The robots file serves a multitude of purposes and can greatly assist any web developer, depending on his or her needs.
  1. Robots files can protect your site from resource-hungry crawlers. Essentially, when a crawler visits your site, in order to thoroughly crawl and round up the data, the crawler may execute all of your scripts. Some scripts however, like Facebook's account-creating script, usually do not need to be crawled, for it probably does not serve the search engine a purpose. In that case, a robots file can block it, and thus there will be more resources available for human users. In addition, it can also protect the integrity of an online vote, in that the crawler will, hopefully, not affect the results, if it is asked to not run the scripts.
  2. In another instance, if you do not have a robots file, a crawler might continually click a broken link on your site. When it does not find the page, an error page will be sent back. Since, I would say, most big websites have customized error pages, sending out those pages to a bunch of different crawlers will drain server resources, and waste the crawler's time. In sum, a robots file can prevent drainage of both a server's and a crawler's resources. Therefore, blocking access (through the robots file) to files that may very well contain broken links would be prudent.
  3. Outfront.net (resource link 2) provided another great point. One can use a robots file, while they are slowly developing a site, if they do not want unfinished elements present in a search engine searches - or as previously mentioned, if they do not want to have to waste resources sending out error pages for broken links. This also benefits the search engine, in that the crawler will waste less of its time fruitlessly searches for inexistent pages.

There are two problems associated with the robots file:
  1. A robots file does not definitely mean that a web crawler will not interact with the files or directories that are disallowed. It merely provides a list for a well-intentioned crawler to work with. For example, when a crawler accesses your site, it reads the list and can decide where not to go; however, it can completely disregard it. A robots file is like a note, in which you tell your kid not to have a party, while you are out grocery shopping. Your kid may listen to it, but he or she can just as easily decide not to. If you want to block a website from accessing files, you would have to work with the ".htaccess" file, which is a different story.

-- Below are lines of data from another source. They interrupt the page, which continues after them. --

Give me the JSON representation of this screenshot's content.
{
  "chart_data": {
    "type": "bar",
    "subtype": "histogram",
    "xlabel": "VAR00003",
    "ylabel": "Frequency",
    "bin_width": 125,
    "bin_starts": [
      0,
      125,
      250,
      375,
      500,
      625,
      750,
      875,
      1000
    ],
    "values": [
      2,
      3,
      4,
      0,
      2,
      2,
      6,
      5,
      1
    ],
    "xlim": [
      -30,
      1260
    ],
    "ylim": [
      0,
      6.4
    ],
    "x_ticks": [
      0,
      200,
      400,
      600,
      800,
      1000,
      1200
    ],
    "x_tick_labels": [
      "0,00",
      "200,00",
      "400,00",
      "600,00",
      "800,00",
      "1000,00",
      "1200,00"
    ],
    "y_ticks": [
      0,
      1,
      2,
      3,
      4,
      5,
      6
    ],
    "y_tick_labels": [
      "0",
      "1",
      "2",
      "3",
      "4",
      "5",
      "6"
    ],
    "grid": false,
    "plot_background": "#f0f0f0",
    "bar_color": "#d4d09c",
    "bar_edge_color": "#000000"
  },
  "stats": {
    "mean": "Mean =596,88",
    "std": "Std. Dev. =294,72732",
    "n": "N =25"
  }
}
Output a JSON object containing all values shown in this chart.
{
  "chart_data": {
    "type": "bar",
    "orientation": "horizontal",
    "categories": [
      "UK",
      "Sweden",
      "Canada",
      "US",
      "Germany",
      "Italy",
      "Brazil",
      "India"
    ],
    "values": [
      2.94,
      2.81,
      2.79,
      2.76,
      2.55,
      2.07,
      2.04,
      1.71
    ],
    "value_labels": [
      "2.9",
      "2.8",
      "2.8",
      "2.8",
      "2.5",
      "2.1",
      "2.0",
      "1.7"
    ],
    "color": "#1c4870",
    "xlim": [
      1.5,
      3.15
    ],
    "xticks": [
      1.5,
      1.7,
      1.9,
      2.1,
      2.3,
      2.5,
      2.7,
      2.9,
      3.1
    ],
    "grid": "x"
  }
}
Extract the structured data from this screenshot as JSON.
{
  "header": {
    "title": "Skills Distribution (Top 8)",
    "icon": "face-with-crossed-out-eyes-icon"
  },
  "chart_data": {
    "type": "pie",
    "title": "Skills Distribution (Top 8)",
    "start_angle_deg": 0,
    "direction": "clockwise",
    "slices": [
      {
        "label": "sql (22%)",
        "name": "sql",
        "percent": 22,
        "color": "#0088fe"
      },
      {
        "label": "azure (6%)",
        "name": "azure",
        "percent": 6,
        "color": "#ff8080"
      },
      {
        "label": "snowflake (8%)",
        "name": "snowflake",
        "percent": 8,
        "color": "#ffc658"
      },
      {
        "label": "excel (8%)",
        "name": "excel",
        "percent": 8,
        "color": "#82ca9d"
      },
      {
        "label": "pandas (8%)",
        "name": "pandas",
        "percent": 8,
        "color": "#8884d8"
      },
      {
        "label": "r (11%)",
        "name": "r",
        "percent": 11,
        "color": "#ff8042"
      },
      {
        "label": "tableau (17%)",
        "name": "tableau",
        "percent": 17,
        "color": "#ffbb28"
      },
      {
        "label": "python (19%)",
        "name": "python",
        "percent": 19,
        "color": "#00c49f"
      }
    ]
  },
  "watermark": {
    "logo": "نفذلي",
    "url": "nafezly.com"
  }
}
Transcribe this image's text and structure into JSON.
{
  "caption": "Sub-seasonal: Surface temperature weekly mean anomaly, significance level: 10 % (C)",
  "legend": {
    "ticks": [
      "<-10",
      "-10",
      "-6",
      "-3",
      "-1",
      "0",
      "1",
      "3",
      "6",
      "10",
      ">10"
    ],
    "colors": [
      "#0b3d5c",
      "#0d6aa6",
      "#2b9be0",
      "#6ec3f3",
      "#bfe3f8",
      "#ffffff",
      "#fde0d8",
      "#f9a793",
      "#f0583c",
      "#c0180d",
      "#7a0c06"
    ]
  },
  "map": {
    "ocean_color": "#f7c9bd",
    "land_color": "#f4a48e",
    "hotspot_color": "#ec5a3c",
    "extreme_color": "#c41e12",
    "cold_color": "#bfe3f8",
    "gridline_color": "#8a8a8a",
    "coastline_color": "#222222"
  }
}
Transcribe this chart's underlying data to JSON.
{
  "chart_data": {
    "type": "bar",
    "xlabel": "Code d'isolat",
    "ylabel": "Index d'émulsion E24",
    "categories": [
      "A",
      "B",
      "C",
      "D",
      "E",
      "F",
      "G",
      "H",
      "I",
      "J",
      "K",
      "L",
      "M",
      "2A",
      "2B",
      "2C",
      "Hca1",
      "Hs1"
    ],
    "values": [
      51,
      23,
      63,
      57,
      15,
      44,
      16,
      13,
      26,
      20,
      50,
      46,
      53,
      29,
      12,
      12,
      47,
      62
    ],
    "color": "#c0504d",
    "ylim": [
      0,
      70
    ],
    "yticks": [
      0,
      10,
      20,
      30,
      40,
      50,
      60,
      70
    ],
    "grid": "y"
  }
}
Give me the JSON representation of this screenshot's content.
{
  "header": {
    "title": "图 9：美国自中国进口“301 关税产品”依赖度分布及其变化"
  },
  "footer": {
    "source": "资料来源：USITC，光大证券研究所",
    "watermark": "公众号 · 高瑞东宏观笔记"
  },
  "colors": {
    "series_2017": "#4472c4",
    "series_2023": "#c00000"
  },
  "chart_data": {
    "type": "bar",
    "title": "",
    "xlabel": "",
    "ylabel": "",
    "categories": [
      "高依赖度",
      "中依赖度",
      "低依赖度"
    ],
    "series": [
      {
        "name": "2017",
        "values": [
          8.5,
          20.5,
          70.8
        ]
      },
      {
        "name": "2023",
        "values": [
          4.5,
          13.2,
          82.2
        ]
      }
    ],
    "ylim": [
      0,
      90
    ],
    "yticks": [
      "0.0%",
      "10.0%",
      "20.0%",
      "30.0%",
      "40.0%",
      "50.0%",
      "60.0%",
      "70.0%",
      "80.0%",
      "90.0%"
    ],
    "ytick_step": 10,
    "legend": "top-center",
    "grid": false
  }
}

  2. A robots file is not a place to hide files. It really just tells a crawler where the administrator does not want the crawler to go. It is as if you tell a robber, "do not take the key that I leave under the mat." Now, the robber knows where the key is, and there is nothing actually preventing the robber from taking the key.
In sum, the Robot Exclusion Protocol (REP) is a set of guidelines, by which well-intentioned web crawlers are expected to abide. REP lists files and/or directories that a crawler should not crawl; however, it does not enforce blocking crawlers.